Who's Famous Now?

WHO’S FAMOUS NOW? [MAY 3, 2007]

Dr. Paul Loatman

Mechanicville City Historian

                Heritage tourists on their way to visit the Saratoga National Battlefield often pay their respects to the first Union Army officer killed in the Civil War by visiting his gravesite in Mechanicville’s Hudson View Cemetery. Many people are familiar with the story of young Colonel Elmer E. Ellsworth, law clerk and confidante of Abraham Lincoln, who had gained recognition in the late 1850s as organizer of the famous Zouave military drill teams. His “martyrdom” on May 24, 1861, in Alexandria,Virginia, galvanized Northern opinion in support of Lincoln’s response to secession, while portending that future events might exact a terrible toll in human life.
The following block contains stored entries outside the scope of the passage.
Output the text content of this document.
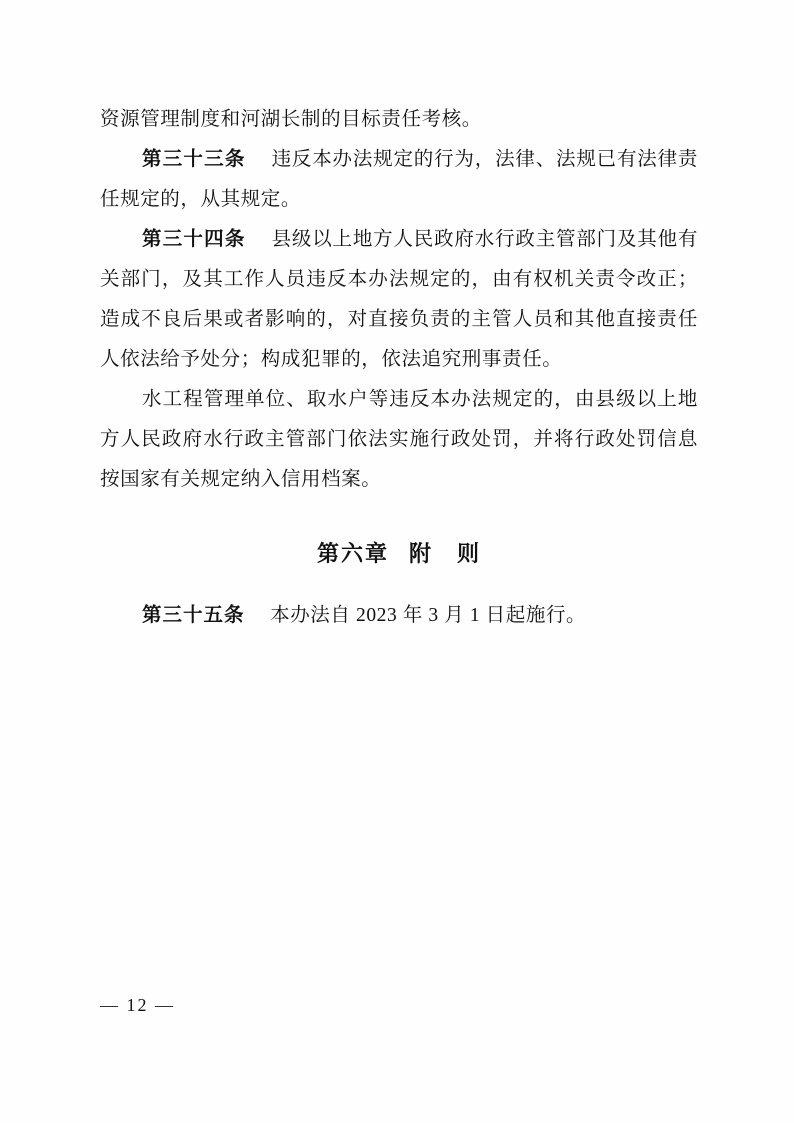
资源管理制度和河湖长制的目标责任考核。

第三十三条 　 违反本办法规定的行为，法律、法规已有法律责任规定的，从其规定。

第三十四条 　 县级以上地方人民政府水行政主管部门及其他有关部门，及其工作人员违反本办法规定的，由有权机关责令改正；造成不良后果或者影响的，对直接负责的主管人员和其他直接责任人依法给予处分；构成犯罪的，依法追究刑事责任。

水工程管理单位、取水户等违反本办法规定的，由县级以上地方人民政府水行政主管部门依法实施行政处罚，并将行政处罚信息按国家有关规定纳入信用档案。

第六章 附　则

第三十五条 　 本办法自 2023 年 3 月 1 日起施行。

— 12 —
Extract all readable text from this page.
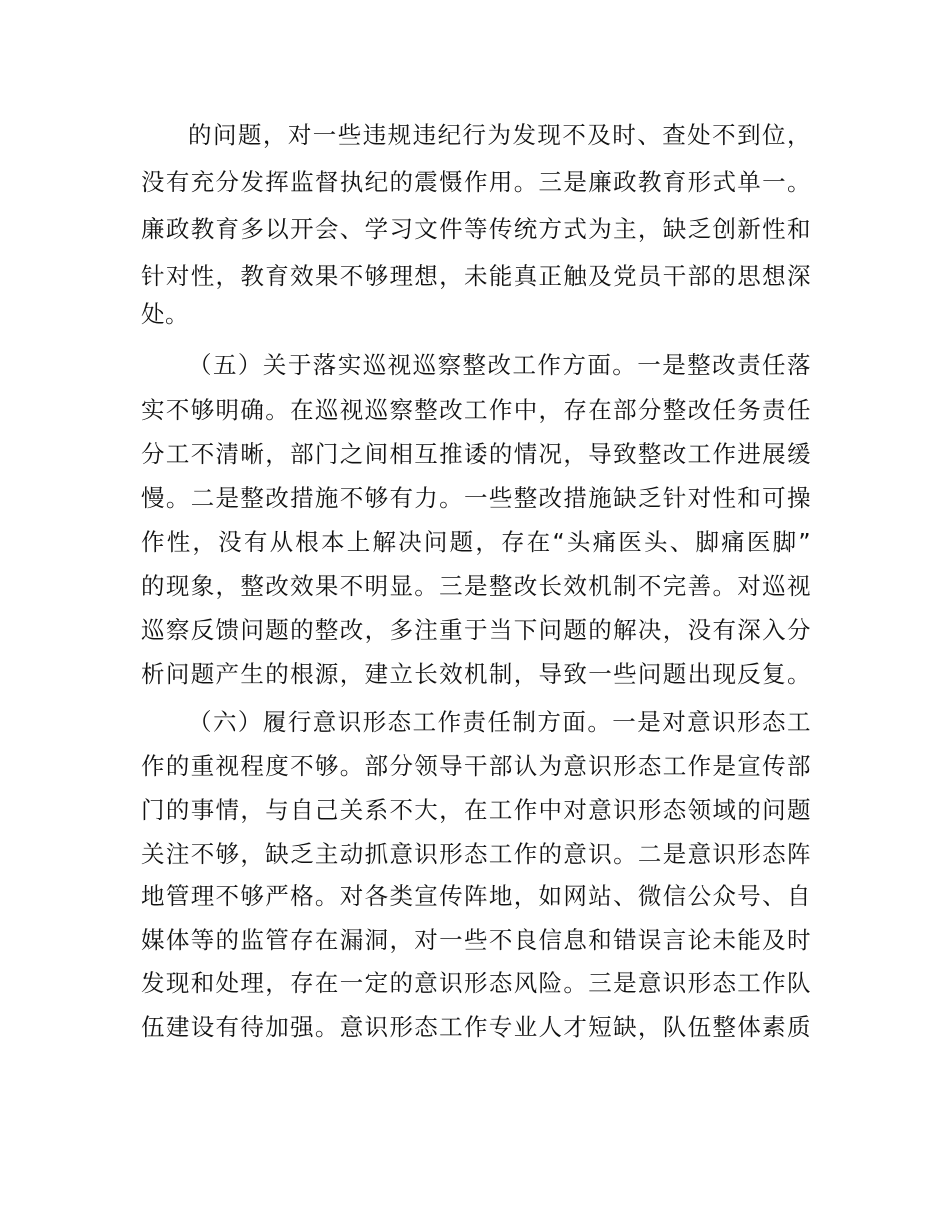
的问题，对一些违规违纪行为发现不及时、查处不到位，
没有充分发挥监督执纪的震慑作用。三是廉政教育形式单一。
廉政教育多以开会、学习文件等传统方式为主，缺乏创新性和
针对性，教育效果不够理想，未能真正触及党员干部的思想深
处。
（五）关于落实巡视巡察整改工作方面。一是整改责任落
实不够明确。在巡视巡察整改工作中，存在部分整改任务责任
分工不清晰，部门之间相互推诿的情况，导致整改工作进展缓
慢。二是整改措施不够有力。一些整改措施缺乏针对性和可操
作性，没有从根本上解决问题，存在“头痛医头、脚痛医脚”
的现象，整改效果不明显。三是整改长效机制不完善。对巡视
巡察反馈问题的整改，多注重于当下问题的解决，没有深入分
析问题产生的根源，建立长效机制，导致一些问题出现反复。
（六）履行意识形态工作责任制方面。一是对意识形态工
作的重视程度不够。部分领导干部认为意识形态工作是宣传部
门的事情，与自己关系不大，在工作中对意识形态领域的问题
关注不够，缺乏主动抓意识形态工作的意识。二是意识形态阵
地管理不够严格。对各类宣传阵地，如网站、微信公众号、自
媒体等的监管存在漏洞，对一些不良信息和错误言论未能及时
发现和处理，存在一定的意识形态风险。三是意识形态工作队
伍建设有待加强。意识形态工作专业人才短缺，队伍整体素质
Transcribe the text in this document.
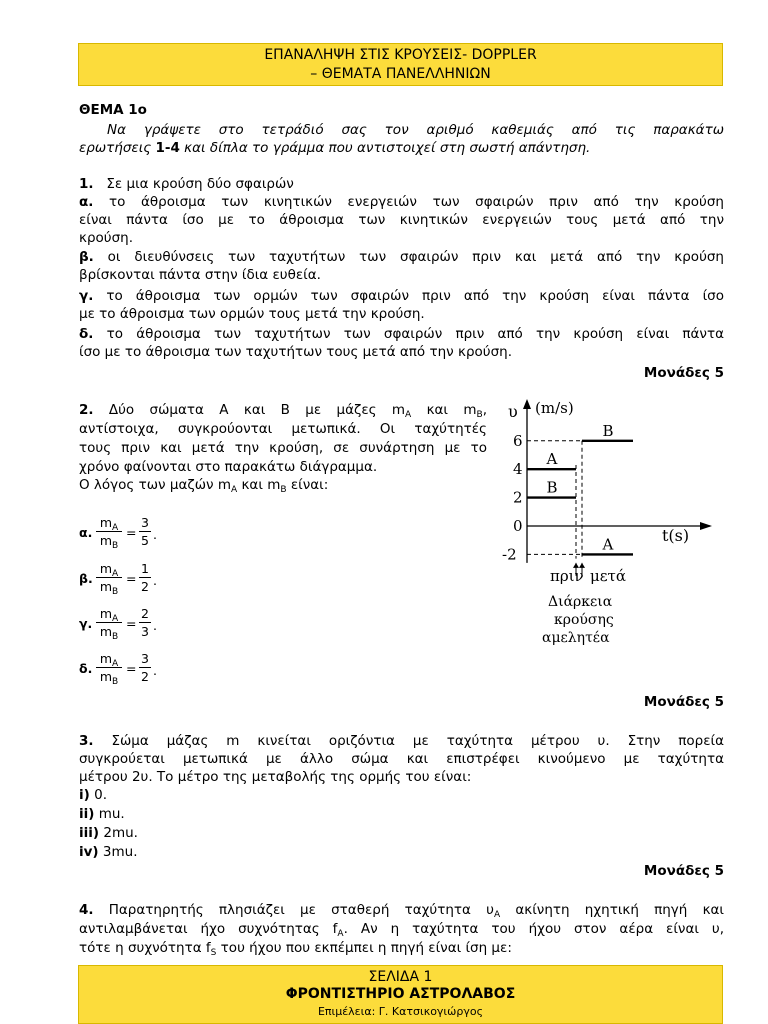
ΕΠΑΝΑΛΗΨΗ ΣΤΙΣ ΚΡΟΥΣΕΙΣ- DOPPLER
– ΘΕΜΑΤΑ ΠΑΝΕΛΛΗΝΙΩΝ
ΘΕΜΑ 1ο
Να γράψετε στο τετράδιό σας τον αριθμό καθεμιάς από τις παρακάτω
ερωτήσεις 1-4 και δίπλα το γράμμα που αντιστοιχεί στη σωστή απάντηση.
1. Σε μια κρούση δύο σφαιρών
α. το άθροισμα των κινητικών ενεργειών των σφαιρών πριν από την κρούση
είναι πάντα ίσο με το άθροισμα των κινητικών ενεργειών τους μετά από την
κρούση.
β. οι διευθύνσεις των ταχυτήτων των σφαιρών πριν και μετά από την κρούση
βρίσκονται πάντα στην ίδια ευθεία.
γ. το άθροισμα των ορμών των σφαιρών πριν από την κρούση είναι πάντα ίσο
με το άθροισμα των ορμών τους μετά την κρούση.
δ. το άθροισμα των ταχυτήτων των σφαιρών πριν από την κρούση είναι πάντα
ίσο με το άθροισμα των ταχυτήτων τους μετά από την κρούση.
Μονάδες 5
2. Δύο σώματα Α και Β με μάζες $m_A$ και $m_B$,
αντίστοιχα, συγκρούονται μετωπικά. Οι ταχύτητές
τους πριν και μετά την κρούση, σε συνάρτηση με το
χρόνο φαίνονται στο παρακάτω διάγραμμα.
Ο λόγος των μαζών $m_A$ και $m_B$ είναι:
α.
$m_A$
$m_B$
=
3
5 .
β.
$m_A$
$m_B$
=
1
2 .
γ.
$m_A$
$m_B$
=
2
3 .
δ.
$m_A$
$m_B$
=
3
2 .
6
4
2
0
-2
A
A
B
B
υ (m/s)
t(s)
πριν μετά
Διάρκεια
κρούσης
αμελητέα
Μονάδες 5
3. Σώμα μάζας m κινείται οριζόντια με ταχύτητα μέτρου υ. Στην πορεία
συγκρούεται μετωπικά με άλλο σώμα και επιστρέφει κινούμενο με ταχύτητα
μέτρου 2υ. Το μέτρο της μεταβολής της ορμής του είναι:
i) 0.
ii) mu.
iii) 2mu.
iv) 3mu.
Μονάδες 5
4. Παρατηρητής πλησιάζει με σταθερή ταχύτητα $\upsilon_A$ ακίνητη ηχητική πηγή και
αντιλαμβάνεται ήχο συχνότητας $f_A$. Αν η ταχύτητα του ήχου στον αέρα είναι υ,
τότε η συχνότητα $f_S$ του ήχου που εκπέμπει η πηγή είναι ίση με:
ΣΕΛΙΔΑ 1
ΦΡΟΝΤΙΣΤΗΡΙΟ ΑΣΤΡΟΛΑΒΟΣ
Επιμέλεια: Γ. Κατσικογιώργος
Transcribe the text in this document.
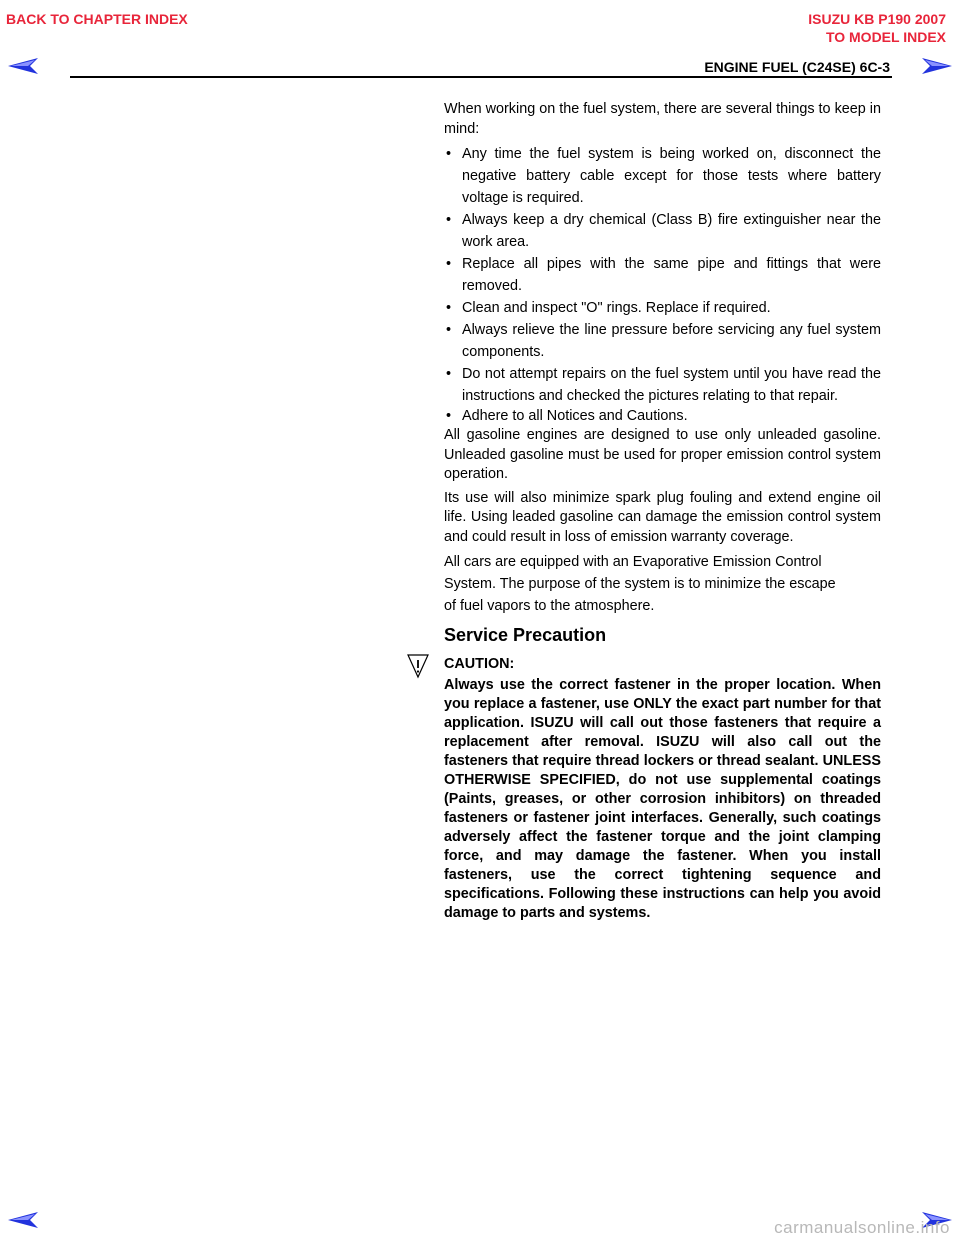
BACK TO CHAPTER INDEX	ISUZU KB P190 2007
TO MODEL INDEX
ENGINE FUEL (C24SE) 6C-3

When working on the fuel system, there are several things to keep in mind:

• Any time the fuel system is being worked on, disconnect the negative battery cable except for those tests where battery voltage is required.
• Always keep a dry chemical (Class B) fire extinguisher near the work area.
• Replace all pipes with the same pipe and fittings that were removed.
• Clean and inspect "O" rings. Replace if required.
• Always relieve the line pressure before servicing any fuel system components.
• Do not attempt repairs on the fuel system until you have read the instructions and checked the pictures relating to that repair.
• Adhere to all Notices and Cautions.

All gasoline engines are designed to use only unleaded gasoline. Unleaded gasoline must be used for proper emission control system operation.

Its use will also minimize spark plug fouling and extend engine oil life. Using leaded gasoline can damage the emission control system and could result in loss of emission warranty coverage.

All cars are equipped with an Evaporative Emission Control
System. The purpose of the system is to minimize the escape
of fuel vapors to the atmosphere.
Service Precaution

CAUTION:

Always use the correct fastener in the proper location. When you replace a fastener, use ONLY the exact part number for that application. ISUZU will call out those fasteners that require a replacement after removal. ISUZU will also call out the fasteners that require thread lockers or thread sealant. UNLESS OTHERWISE SPECIFIED, do not use supplemental coatings (Paints, greases, or other corrosion inhibitors) on threaded fasteners or fastener joint interfaces. Generally, such coatings adversely affect the fastener torque and the joint clamping force, and may damage the fastener. When you install fasteners, use the correct tightening sequence and specifications. Following these instructions can help you avoid damage to parts and systems.

carmanualsonline.info
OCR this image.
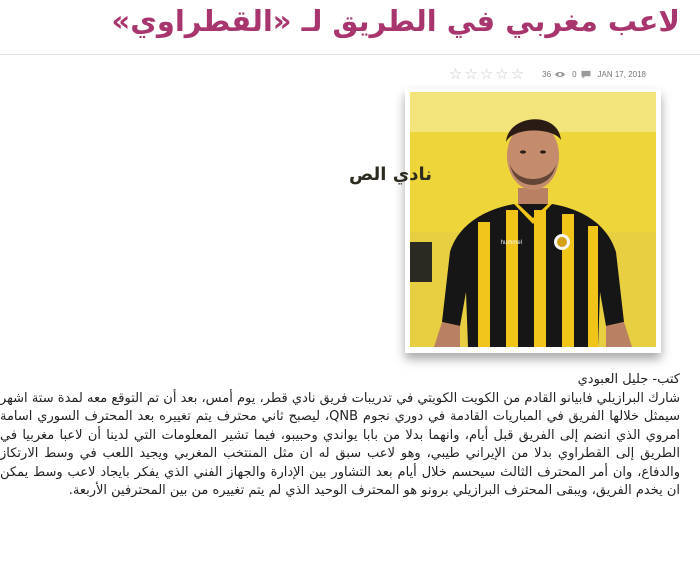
لاعب مغربي في الطريق لـ «القطراوي»
☆ ☆ ☆ ☆ ☆ 36	0	JAN 17, 2018
نادي الص
hummel
كتب- جليل العبودي
شارك البرازيلي فابيانو القادم من الكويت الكويتي في تدريبات فريق نادي قطر، يوم أمس، بعد أن تم التوقع معه لمدة ستة اشهر سيمثل خلالها الفريق في المباريات القادمة في دوري نجوم QNB، ليصبح ثاني محترف يتم تغييره بعد المحترف السوري اسامة امروي الذي انضم إلى الفريق قبل أيام، وانهما بدلا من بابا يواندي وحبيبو، فيما تشير المعلومات التي لدينا أن لاعبا مغربيا في الطريق إلى القطراوي بدلا من الإيراني طيبي، وهو لاعب سبق له ان مثل المنتخب المغربي ويجيد اللعب في وسط الارتكاز والدفاع، وان أمر المحترف الثالث سيحسم خلال أيام بعد التشاور بين الإدارة والجهاز الفني الذي يفكر بايجاد لاعب وسط يمكن ان يخدم الفريق، ويبقى المحترف البرازيلي برونو هو المحترف الوحيد الذي لم يتم تغييره من بين المحترفين الأربعة.
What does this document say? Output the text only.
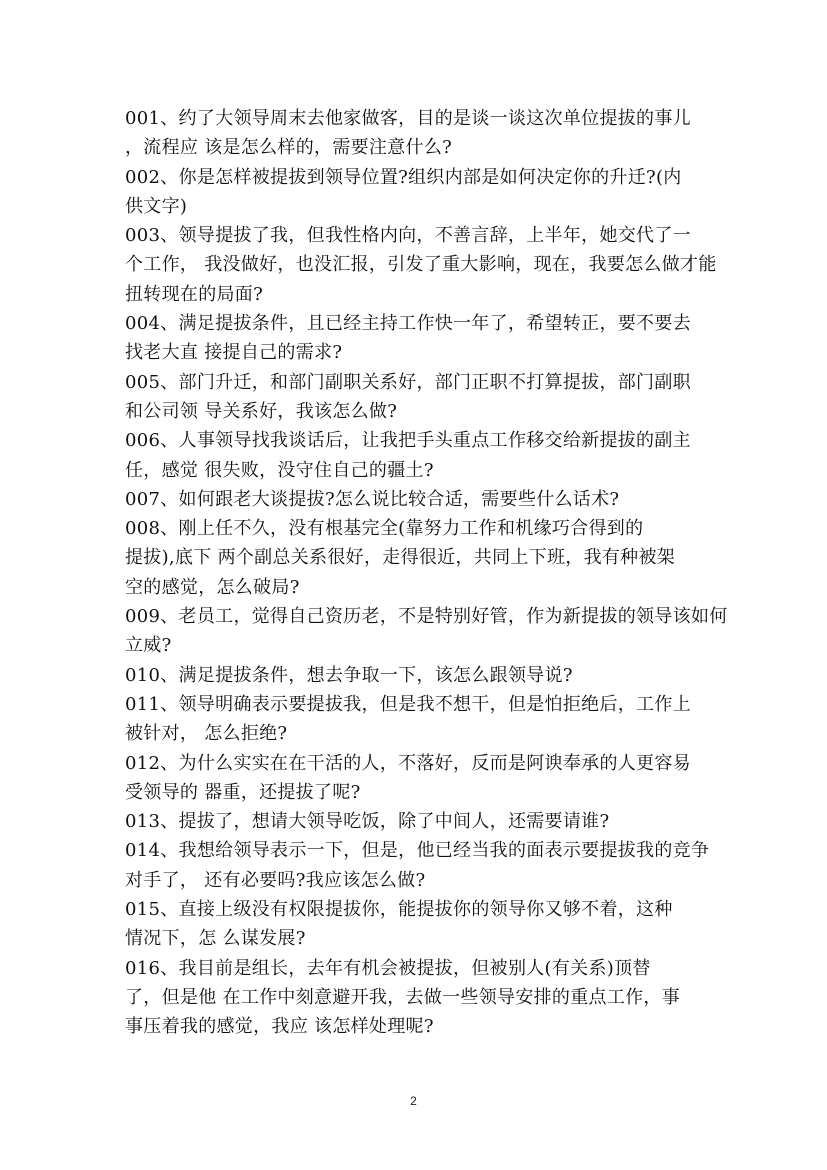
001、约了大领导周末去他家做客，目的是谈一谈这次单位提拔的事儿
，流程应 该是怎么样的，需要注意什么?

002、你是怎样被提拔到领导位置?组织内部是如何决定你的升迁?(内
供文字)

003、领导提拔了我，但我性格内向，不善言辞，上半年，她交代了一
个工作， 我没做好，也没汇报，引发了重大影响，现在，我要怎么做才能
扭转现在的局面?

004、满足提拔条件，且已经主持工作快一年了，希望转正，要不要去
找老大直 接提自己的需求?

005、部门升迁，和部门副职关系好，部门正职不打算提拔，部门副职
和公司领 导关系好，我该怎么做?

006、人事领导找我谈话后，让我把手头重点工作移交给新提拔的副主
任，感觉 很失败，没守住自己的疆土?

007、如何跟老大谈提拔?怎么说比较合适，需要些什么话术?

008、刚上任不久，没有根基完全(靠努力工作和机缘巧合得到的
提拔),底下 两个副总关系很好，走得很近，共同上下班，我有种被架
空的感觉，怎么破局?

009、老员工，觉得自己资历老，不是特别好管，作为新提拔的领导该如何
立威?

010、满足提拔条件，想去争取一下，该怎么跟领导说?

011、领导明确表示要提拔我，但是我不想干，但是怕拒绝后，工作上
被针对， 怎么拒绝?

012、为什么实实在在干活的人，不落好，反而是阿谀奉承的人更容易
受领导的 器重，还提拔了呢?

013、提拔了，想请大领导吃饭，除了中间人，还需要请谁?

014、我想给领导表示一下，但是，他已经当我的面表示要提拔我的竞争
对手了， 还有必要吗?我应该怎么做?

015、直接上级没有权限提拔你，能提拔你的领导你又够不着，这种
情况下，怎 么谋发展?

016、我目前是组长，去年有机会被提拔，但被别人(有关系)顶替
了，但是他 在工作中刻意避开我，去做一些领导安排的重点工作，事
事压着我的感觉，我应 该怎样处理呢?

2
The eagle-crested monument marking the Colonel’s grave, erected through the efforts of his beloved Zouaves, and the New York State Legislature, insures that his sacrifice will not soon be forgotten.

 

                However, few visitors to Hudson View are aware that the larger monument standing to the right of that of the heroic Colonel marks the burial place of another local figure whose fame and influence far surpassed that of Ellsworth for decades following the Civil War. Prior to his appointment as Chaplain of the United States Senate in the 1870s, Reverend John P. Newman had gained the attention of politicians and the public alike through his efforts to re-establish Southern Methodist congregations, re-open schools and establish colleges, and head relief efforts on behalf of freed slaves in the devastated South following the Civil War. A frequent visitor to the White House during Ulysses S. Grant’s two-term presidency, Newman [who later became a Bishop] baptized Grant’s daughter, and is credited with reviving the General’s lapsed Christianity. Known to the public as “Grant’s pastor,” he delivered the funeral sermon when the former president  passed away in 1885 at his summer retreat at Mount McGregor. Bishop Newman and his wife, a former Mechanicville resident, summered in nearby Saratoga and socialized with the Grants regularly. He also maintained a long-time friendship with William McKinley whom he had met when the future President was a young law student in Albany. Newman vigorously campaigned for the Republican candidate in 1896, to the consternation of Democratic members of his flock. President McKinley, in turn, paid his respects to his clerical supporter by attending services whenever the Bishop preached from pulpits in the nation’s capital.

 

 Mrs. U.S. Grant and her daughter-in-law were with the Newman family at the family summer home in Saratoga when the Bishop passed away on July 5.1899. They were among the large group of prominent citizens who attended his gravesite rites at Hudson View Cemetery a few days later. This local cleric had been in the public eye for almost four decades, his much sought-after opinions on topics political, profane, and sacred often cited on the front page of the New York Times. Now, a century after his passing, few if any remember the Methodist clergyman, while Colonel Ellsworth’s fame has been far more long-lived. What comment this makes about the advantage enjoyed by military heroism over the practice of “heroic virtue” in earning enduring fame is a judgement best left to the reader to decide. In either case, two “small-town” men whose exploits had made them household names in the late 19th century lie side by side on a quiet hill overlooking the Hudson River in Mechanicville. 

 

[The above article was written for regional tech journal that features brief historical pieces about communities in “Tech Valley” in upstate New York.]